This is, as Cassavetes cultists will tell you, the whole point. You can be bored and irritated by his films (make no mistake, Bookie is quite a chore), but you cannot be outside them. The story of a seedy strip-club owner (a masterfully intuitive Ben Gazzara) whose idea of himself is shattered when he's forced to perform a mob hit to pay off gambling debts, Bookie brims with lowlifes above whom you are not allowed to hover safely. Cassavetes has sunk so many layers beneath the accepted—and, some might say, tolerable—surface of cinematic reality that the picture forces an unsettling comradeship. Shorn of tidy melodrama, Gazzara's descent is infused with the sometimes deadening documentary rhythms of being alive. In this 139-minute original cut of Bookie, his harrowing fall rattles around inside your head like a remembered personal experience.

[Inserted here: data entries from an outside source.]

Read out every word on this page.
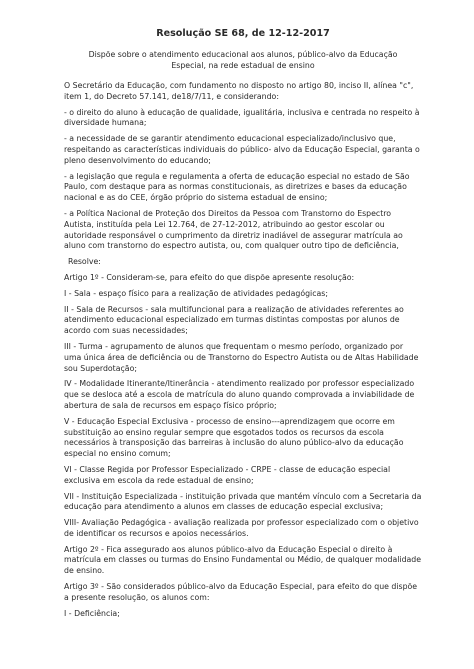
Resolução SE 68, de 12-12-2017
Dispõe sobre o atendimento educacional aos alunos, público-alvo da Educação Especial, na rede estadual de ensino

O Secretário da Educação, com fundamento no disposto no artigo 80, inciso II, alínea "c", item 1, do Decreto 57.141, de18/7/11, e considerando:

- o direito do aluno à educação de qualidade, igualitária, inclusiva e centrada no respeito à diversidade humana;

- a necessidade de se garantir atendimento educacional especializado/inclusivo que, respeitando as características individuais do público- alvo da Educação Especial, garanta o pleno desenvolvimento do educando;

- a legislação que regula e regulamenta a oferta de educação especial no estado de São Paulo, com destaque para as normas constitucionais, as diretrizes e bases da educação nacional e as do CEE, órgão próprio do sistema estadual de ensino;

- a Política Nacional de Proteção dos Direitos da Pessoa com Transtorno do Espectro Autista, instituída pela Lei 12.764, de 27-12-2012, atribuindo ao gestor escolar ou autoridade responsável o cumprimento da diretriz inadiável de assegurar matrícula ao aluno com transtorno do espectro autista, ou, com qualquer outro tipo de deficiência,

Resolve:

Artigo 1º - Consideram-se, para efeito do que dispõe apresente resolução:

I - Sala - espaço físico para a realização de atividades pedagógicas;

II - Sala de Recursos - sala multifuncional para a realização de atividades referentes ao atendimento educacional especializado em turmas distintas compostas por alunos de acordo com suas necessidades;

III - Turma - agrupamento de alunos que frequentam o mesmo período, organizado por uma única área de deficiência ou de Transtorno do Espectro Autista ou de Altas Habilidade sou Superdotação;

IV - Modalidade Itinerante/Itinerância - atendimento realizado por professor especializado que se desloca até a escola de matrícula do aluno quando comprovada a inviabilidade de abertura de sala de recursos em espaço físico próprio;

V - Educação Especial Exclusiva - processo de ensino---aprendizagem que ocorre em substituição ao ensino regular sempre que esgotados todos os recursos da escola necessários à transposição das barreiras à inclusão do aluno público-alvo da educação especial no ensino comum;

VI - Classe Regida por Professor Especializado - CRPE - classe de educação especial exclusiva em escola da rede estadual de ensino;

VII - Instituição Especializada - instituição privada que mantém vínculo com a Secretaria da educação para atendimento a alunos em classes de educação especial exclusiva;

VIII- Avaliação Pedagógica - avaliação realizada por professor especializado com o objetivo de identificar os recursos e apoios necessários.

Artigo 2º - Fica assegurado aos alunos público-alvo da Educação Especial o direito à matrícula em classes ou turmas do Ensino Fundamental ou Médio, de qualquer modalidade de ensino.

Artigo 3º - São considerados público-alvo da Educação Especial, para efeito do que dispõe a presente resolução, os alunos com:

I - Deficiência;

Running well over three hours, Charles Kiselyak's mammoth 2000 Cassavetes documentary has similar frustrations and rewards. A Constant Forge is too long, essentially shapeless, and blushing with pretense. Not content with innumerable testimonials to the iconoclastic Cassavetes' fierce, quick mind, Kiselyak includes preening title cards with quotes on Art and Life from Cavalcanti and T.S. Eliot, among others—as well as a few embarrassingly overwrought ruminations from Kiselyak himself ("He winked at Apollo and laughed at Dionysus while dancing on the flames of eternal life.").

For all the self-indulgence of both documentary and subject, Forge inspires admiration for Cassavetes and the thoughtful, vigorously original personalities with whom he surrounded himself—wife and muse Gena Rowlands, Peter Falk, and Seymour Cassel (who is smilingly corrupt as a Bookie hood). You're enlivened by what characters they are and what characters they became for their friend, by the honorable zest this entire company of artists brought to life and work. The boisterous integrity captured here is uncommonly exhilarating.

"The picture says something to me," Cassavetes recalls of Bookie, "that we might sell anything mindlessly—even our own lives." Both that film and Forge remind us how Cassavetes never made that transaction himself.